Set the output location and run
On the Run tab, make a new folder for the output files (e.g. ‘glyco_results’), then click ‘RUN’ and wait for the analysis to finish.
When the run is finished, ‘DONE’ will be printed at the end of the text in the console.
Examine the results
In the output location, you will see several output files including the “psm.tsv” table, which contains all PSMs found in the analysis. For searches without quantitation, the PSM table is the best place to look for glycopeptide information.
Visualizing Glycopeptide Spectra: new in 18.0
The spectrum viewer can be accessed from the “Open visualization window” button on the Run Tab in FragPipe. This will open the viewer software using the PSM table and spectrum file manifest from the folder currently specified at the top of the run tab. NOTE: to view spectra from old runs/results, simply change the output directory on the run tab to the folder containing the results table you’d like to view.
The viewer displays an experiment-level summary of PSM/peptide/protein counts and protein table + coverage map in the top panel. The bottom panel displays the PSM table at right and selected spectrum at left. To view glycopeptide spectra, glycan-specific fragment ions can be enabled using the “glycan: …” options in under the “Other” menu in the spectrum. Glycan fragments (glycan B/Y ions) and peptide backbone fragments that have lost all of the glycan or retain a single HexNAc residue can be viewed in the spectrum, as in the example below. It is also possible to define custom glycan remainder masses to annotate in the spectrum and various other useful tools - for a complete guide to the visualization tool, see the associated tutorial.
The PSM Table: Key columns for GlycoPSM information
If using Glycan Assignment in PTM-Shepherd:
- Observed Modifications: contains the assigned glycan composition
- Assigned Modifications: the mass and location glycan assigned will also be written to the Assigned Modifications column by PTM-Shepherd to enable processing by quant tools.
- Glycan Score: contains the score associated with the glycan composition (higher is better)
- Glycan q-value: contains the q-value (FDR) associated with the glycan assignment. Use this column to filter glycoPSMs to a desired FDR level (e.g., q < 0.01 for 1% FDR)

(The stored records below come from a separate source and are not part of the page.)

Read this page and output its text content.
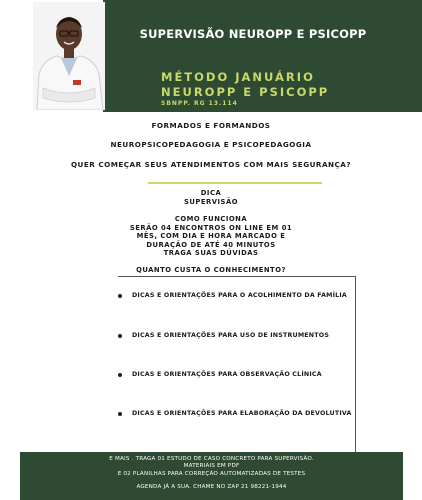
SUPERVISÃO NEUROPP E PSICOPP
MÉTODO JANUÁRIO
NEUROPP E PSICOPP
SBNPP. RG 13.114
FORMADOS E FORMANDOS
NEUROPSICOPEDAGOGIA E PSICOPEDAGOGIA
QUER COMEÇAR SEUS ATENDIMENTOS COM MAIS SEGURANÇA?
DICA
SUPERVISÃO
COMO FUNCIONA
SERÃO 04 ENCONTROS ON LINE EM 01
MÊS, COM DIA E HORA MARCADO E
DURAÇÃO DE ATÉ 40 MINUTOS
TRAGA SUAS DÚVIDAS
QUANTO CUSTA O CONHECIMENTO?
DICAS E ORIENTAÇÕES PARA O ACOLHIMENTO DA FAMÍLIA
DICAS E ORIENTAÇÕES PARA USO DE INSTRUMENTOS
DICAS E ORIENTAÇÕES PARA OBSERVAÇÃO CLÍNICA
DICAS E ORIENTAÇÕES PARA ELABORAÇÃO DA DEVOLUTIVA
E MAIS . TRAGA 01 ESTUDO DE CASO CONCRETO PARA SUPERVISÃO.
MATERIAIS EM PDF
E 02 PLANILHAS PARA CORREÇÃO AUTOMATIZADAS DE TESTES
AGENDA JÁ A SUA. CHAME NO ZAP 21 98221-1944
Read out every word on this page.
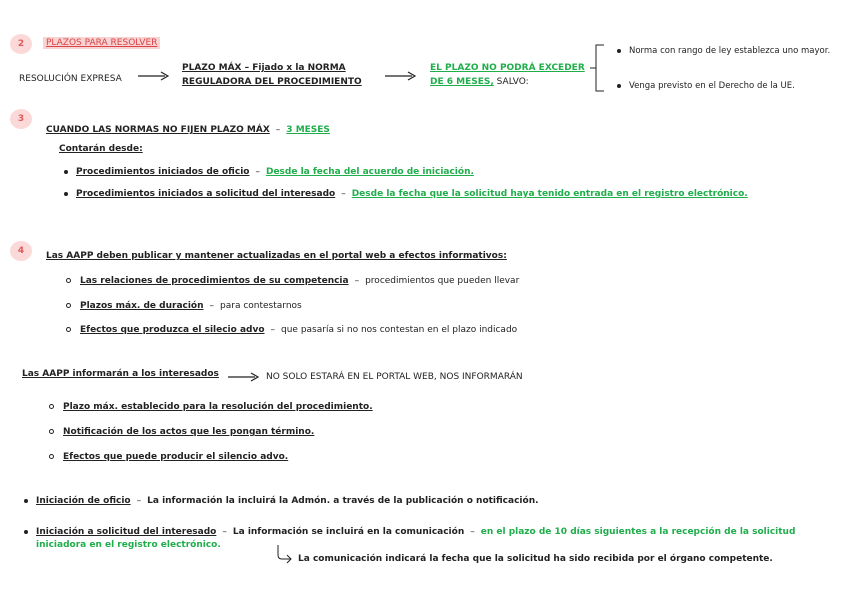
2	PLAZOS PARA RESOLVER
RESOLUCIÓN EXPRESA
PLAZO MÁX – Fijado x la NORMA
REGULADORA DEL PROCEDIMIENTO
EL PLAZO NO PODRÁ EXCEDER
DE 6 MESES, SALVO:
Norma con rango de ley establezca uno mayor.
Venga previsto en el Derecho de la UE.
3
CUANDO LAS NORMAS NO FIJEN PLAZO MÁX – 3 MESES
Contarán desde:
Procedimientos iniciados de oficio – Desde la fecha del acuerdo de iniciación.
Procedimientos iniciados a solicitud del interesado – Desde la fecha que la solicitud haya tenido entrada en el registro electrónico.
4	Las AAPP deben publicar y mantener actualizadas en el portal web a efectos informativos:
Las relaciones de procedimientos de su competencia – procedimientos que pueden llevar
Plazos máx. de duración – para contestarnos
Efectos que produzca el silecio advo – que pasaría si no nos contestan en el plazo indicado
Las AAPP informarán a los interesados	NO SOLO ESTARÁ EN EL PORTAL WEB, NOS INFORMARÁN
Plazo máx. establecido para la resolución del procedimiento.
Notificación de los actos que les pongan término.
Efectos que puede producir el silencio advo.
Iniciación de oficio – La información la incluirá la Admón. a través de la publicación o notificación.
Iniciación a solicitud del interesado – La información se incluirá en la comunicación – en el plazo de 10 días siguientes a la recepción de la solicitud
iniciadora en el registro electrónico.
La comunicación indicará la fecha que la solicitud ha sido recibida por el órgano competente.
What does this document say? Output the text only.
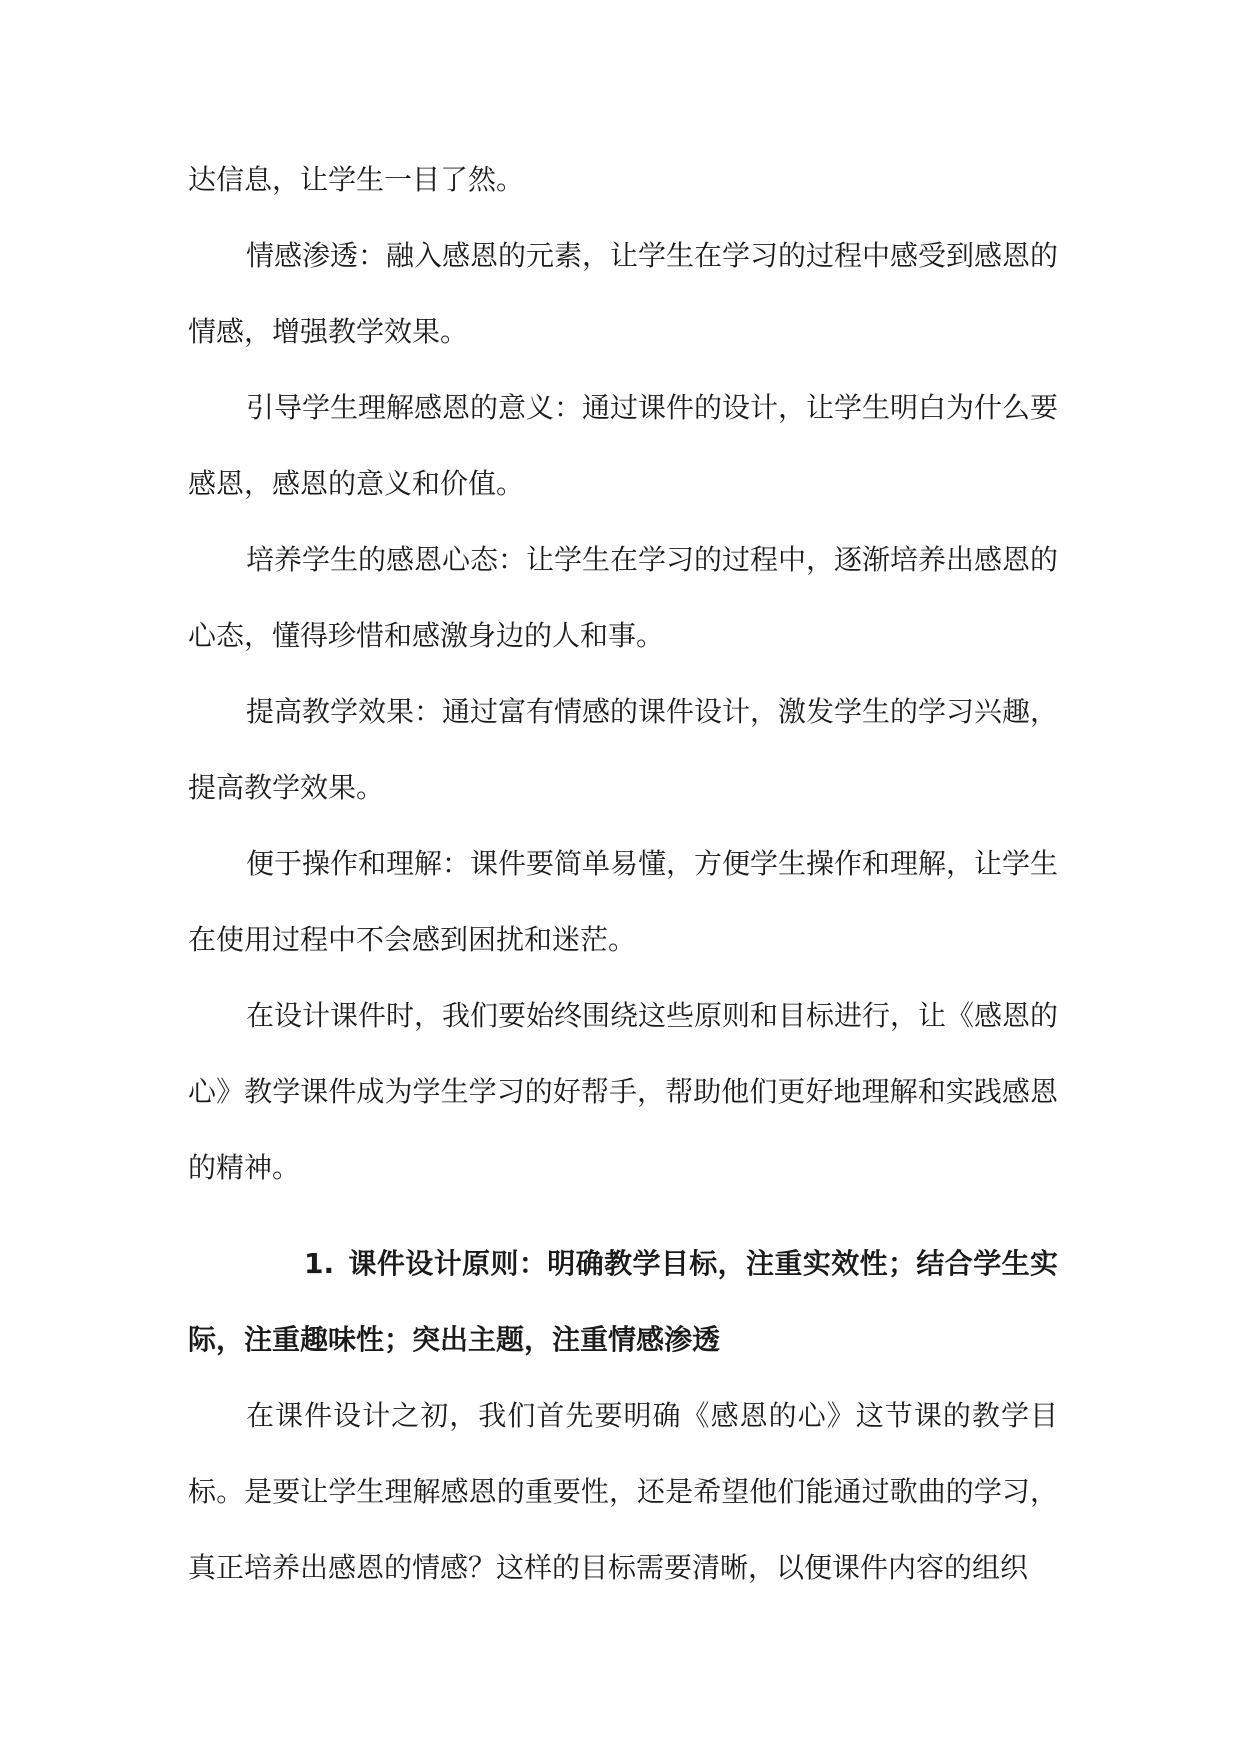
达信息，让学生一目了然。

情感渗透：融入感恩的元素，让学生在学习的过程中感受到感恩的情感，增强教学效果。

引导学生理解感恩的意义：通过课件的设计，让学生明白为什么要感恩，感恩的意义和价值。

培养学生的感恩心态：让学生在学习的过程中，逐渐培养出感恩的心态，懂得珍惜和感激身边的人和事。

提高教学效果：通过富有情感的课件设计，激发学生的学习兴趣，提高教学效果。

便于操作和理解：课件要简单易懂，方便学生操作和理解，让学生在使用过程中不会感到困扰和迷茫。

在设计课件时，我们要始终围绕这些原则和目标进行，让《感恩的心》教学课件成为学生学习的好帮手，帮助他们更好地理解和实践感恩的精神。

1. 课件设计原则：明确教学目标，注重实效性；结合学生实际，注重趣味性；突出主题，注重情感渗透

在课件设计之初，我们首先要明确《感恩的心》这节课的教学目标。是要让学生理解感恩的重要性，还是希望他们能通过歌曲的学习，真正培养出感恩的情感？这样的目标需要清晰，以便课件内容的组织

- MSFragger localization: contains the localized site of the glycan if localize_delta_mass was enabled in MSFragger. Peptide sequence is printed in capital letters with the determined location as a lower case letter. If multiple locations are possible (ambiguous localization), multiple residues may be lower case. NOTE: in cases of ambiguous localization, when writing glycans to assigned modifications for quantitation, the first allowed site will be used as the site for site-level quantitation.
If NOT using Glycan Assignment in PTM-Shepherd:
- Delta Mass: column contains the glycan mass observed. Since no composition assignment is performed, this is the place to look for glycoPSMs.

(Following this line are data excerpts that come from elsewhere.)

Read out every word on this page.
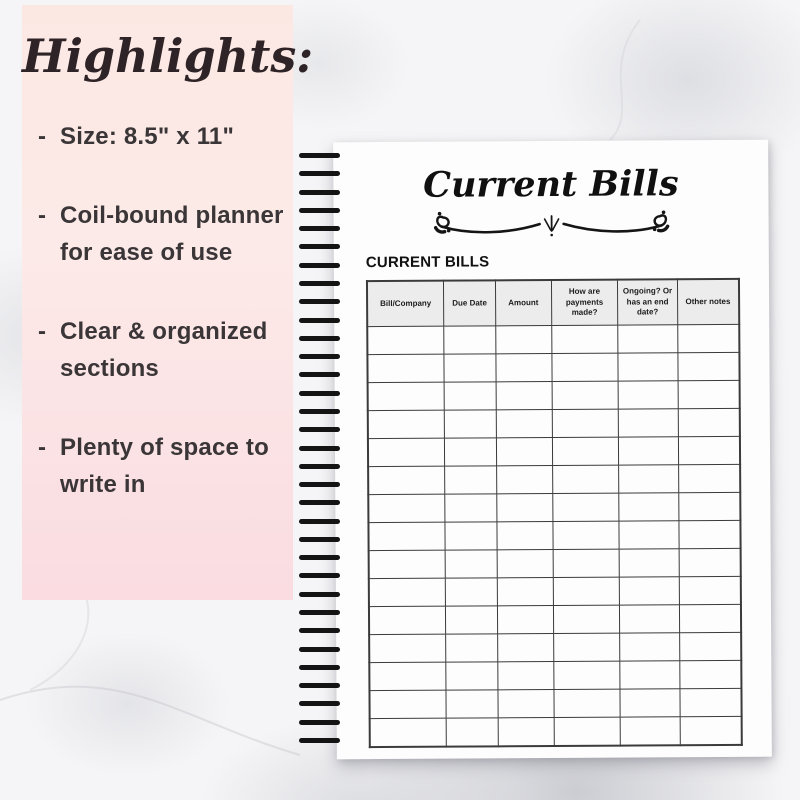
Highlights:
- Size: 8.5" x 11"
- Coil-bound planner
for ease of use
- Clear & organized
sections
- Plenty of space to
write in
Current Bills
CURRENT BILLS
Bill/Company	Due Date	Amount	How are payments made?	Ongoing? Or has an end date?	Other notes
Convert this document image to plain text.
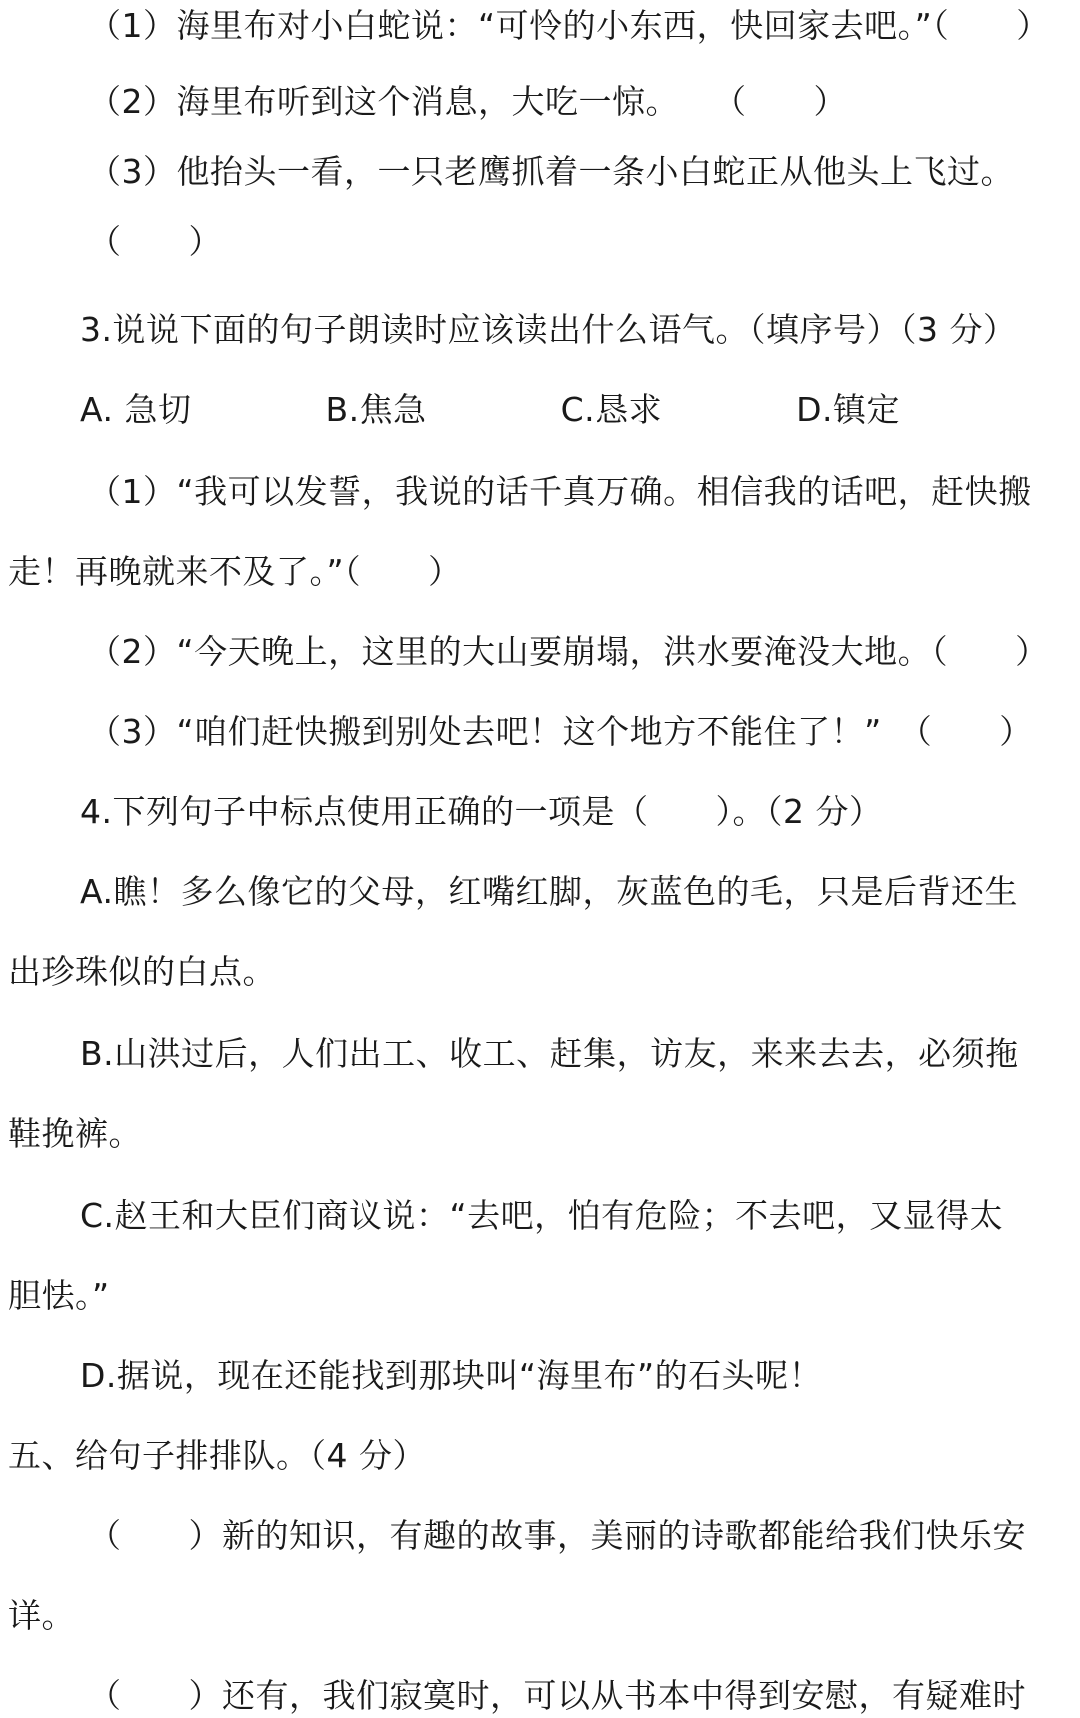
（1）海里布对小白蛇说：“可怜的小东西，快回家去吧。”（　　）
（2）海里布听到这个消息，大吃一惊。　　（　　）
（3）他抬头一看，一只老鹰抓着一条小白蛇正从他头上飞过。
（　　）
3.说说下面的句子朗读时应该读出什么语气。（填序号）（3 分）
A. 急切　　　　B.焦急　　　　C.恳求　　　　D.镇定
（1）“我可以发誓，我说的话千真万确。相信我的话吧，赶快搬
走！再晚就来不及了。”（　　）
（2）“今天晚上，这里的大山要崩塌，洪水要淹没大地。（　　）
（3）“咱们赶快搬到别处去吧！这个地方不能住了！”　（　　）
4.下列句子中标点使用正确的一项是（　　）。（2 分）
A.瞧！多么像它的父母，红嘴红脚，灰蓝色的毛，只是后背还生
出珍珠似的白点。
B.山洪过后，人们出工、收工、赶集，访友，来来去去，必须拖
鞋挽裤。
C.赵王和大臣们商议说：“去吧，怕有危险；不去吧，又显得太
胆怯。”
D.据说，现在还能找到那块叫“海里布”的石头呢！
五、给句子排排队。（4 分）
（　　）新的知识，有趣的故事，美丽的诗歌都能给我们快乐安
详。
（　　）还有，我们寂寞时，可以从书本中得到安慰，有疑难时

- NOTE: glycans will NOT (generally) be written to Assigned or Observed Modification columns in this case
- MSFragger localization column is the same as if using glycan assignment in PTM-Shepherd.
IonQuant: If enabled, IonQuant will read assigned glycans from PTM-Shepherd and use for LFQ analysis. Glycan information will be saved to peptide/protein summary tables for each experiment.

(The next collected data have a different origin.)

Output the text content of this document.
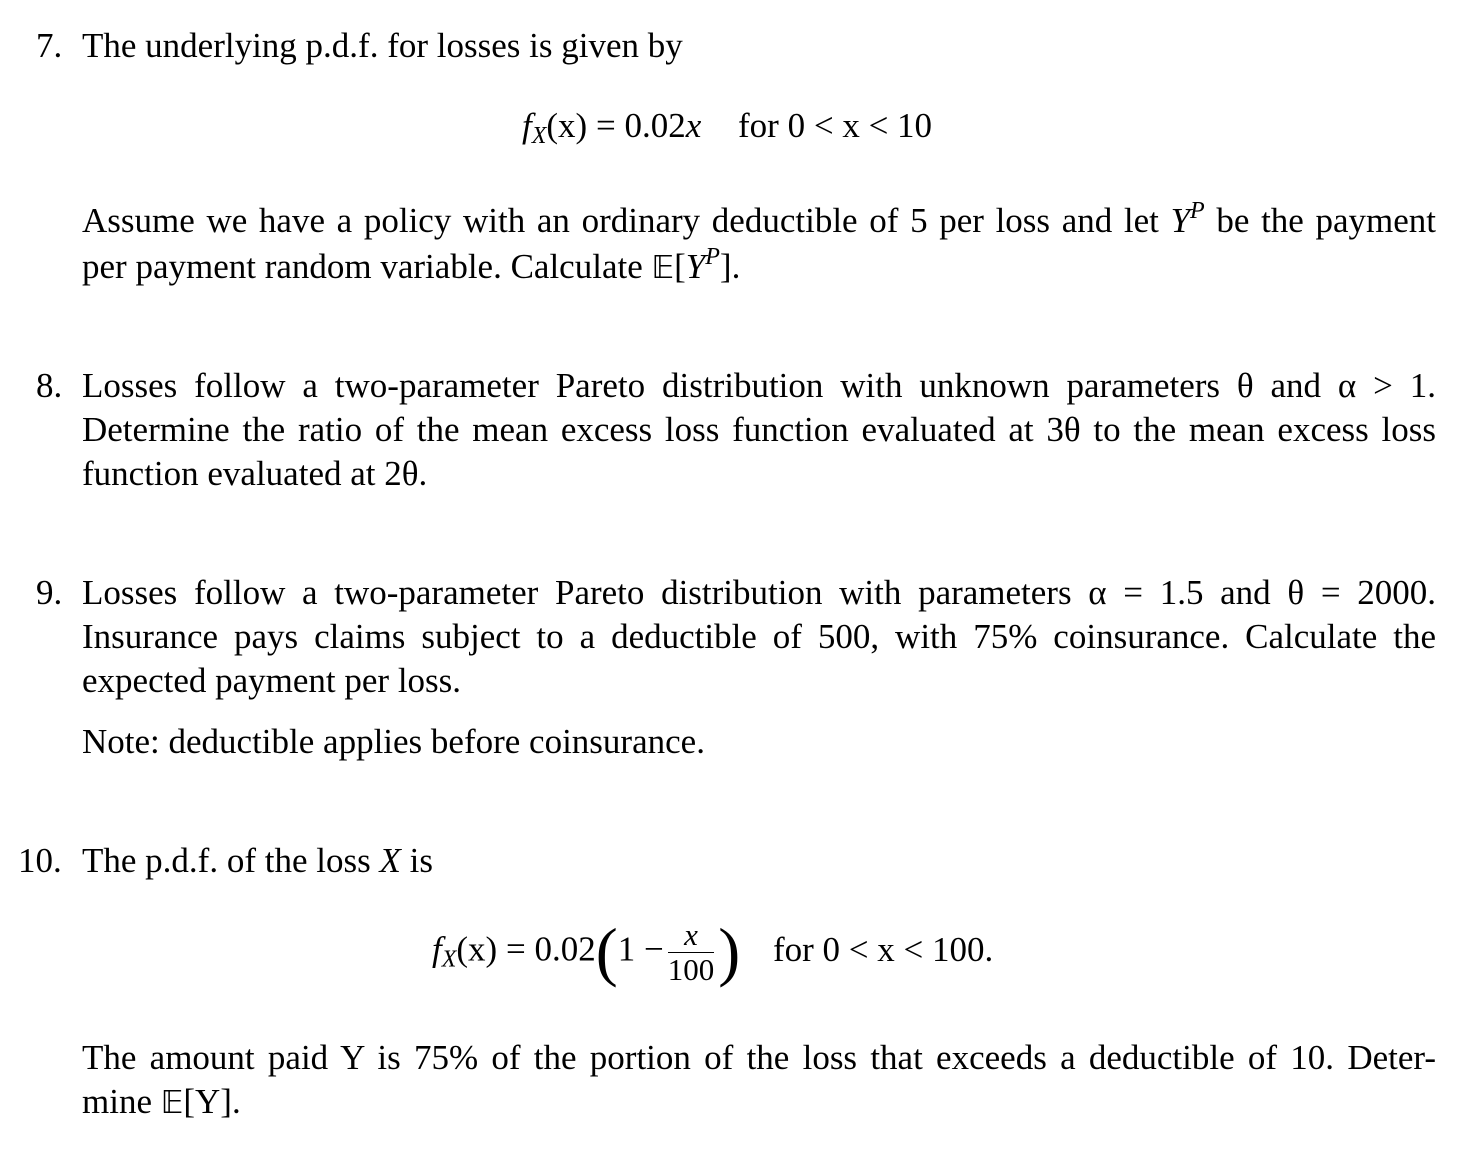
7. The underlying p.d.f. for losses is given by
$f_X(x) = 0.02x$ for 0 < x < 10
Assume we have a policy with an ordinary deductible of 5 per loss and let $Y^P$ be the payment
per payment random variable. Calculate $𝔼[Y^P]$.
8. Losses follow a two-parameter Pareto distribution with unknown parameters θ and α > 1.
Determine the ratio of the mean excess loss function evaluated at 3θ to the mean excess loss
function evaluated at 2θ.
9. Losses follow a two-parameter Pareto distribution with parameters α = 1.5 and θ = 2000.
Insurance pays claims subject to a deductible of 500, with 75% coinsurance. Calculate the
expected payment per loss.
Note: deductible applies before coinsurance.
10. The p.d.f. of the loss X is
$f_X(x) = 0.02(1 - \frac{x}{100}$ ) for 0 < x < 100.
The amount paid Y is 75% of the portion of the loss that exceeds a deductible of 10. Deter-
mine 𝔼[Y].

TMT-Integrator: If performing TMT analysis, reports summarizing the TMT results can be found in the “tmt-report” folder. For glyco searches, the multi-mass reports summarize the results by peptide sequence and glycan composition. All other reports are as in typical searches (see this page for details). TMT-reports can be loaded directly into many downstream analysis tools (such as Perseus) for further analysis.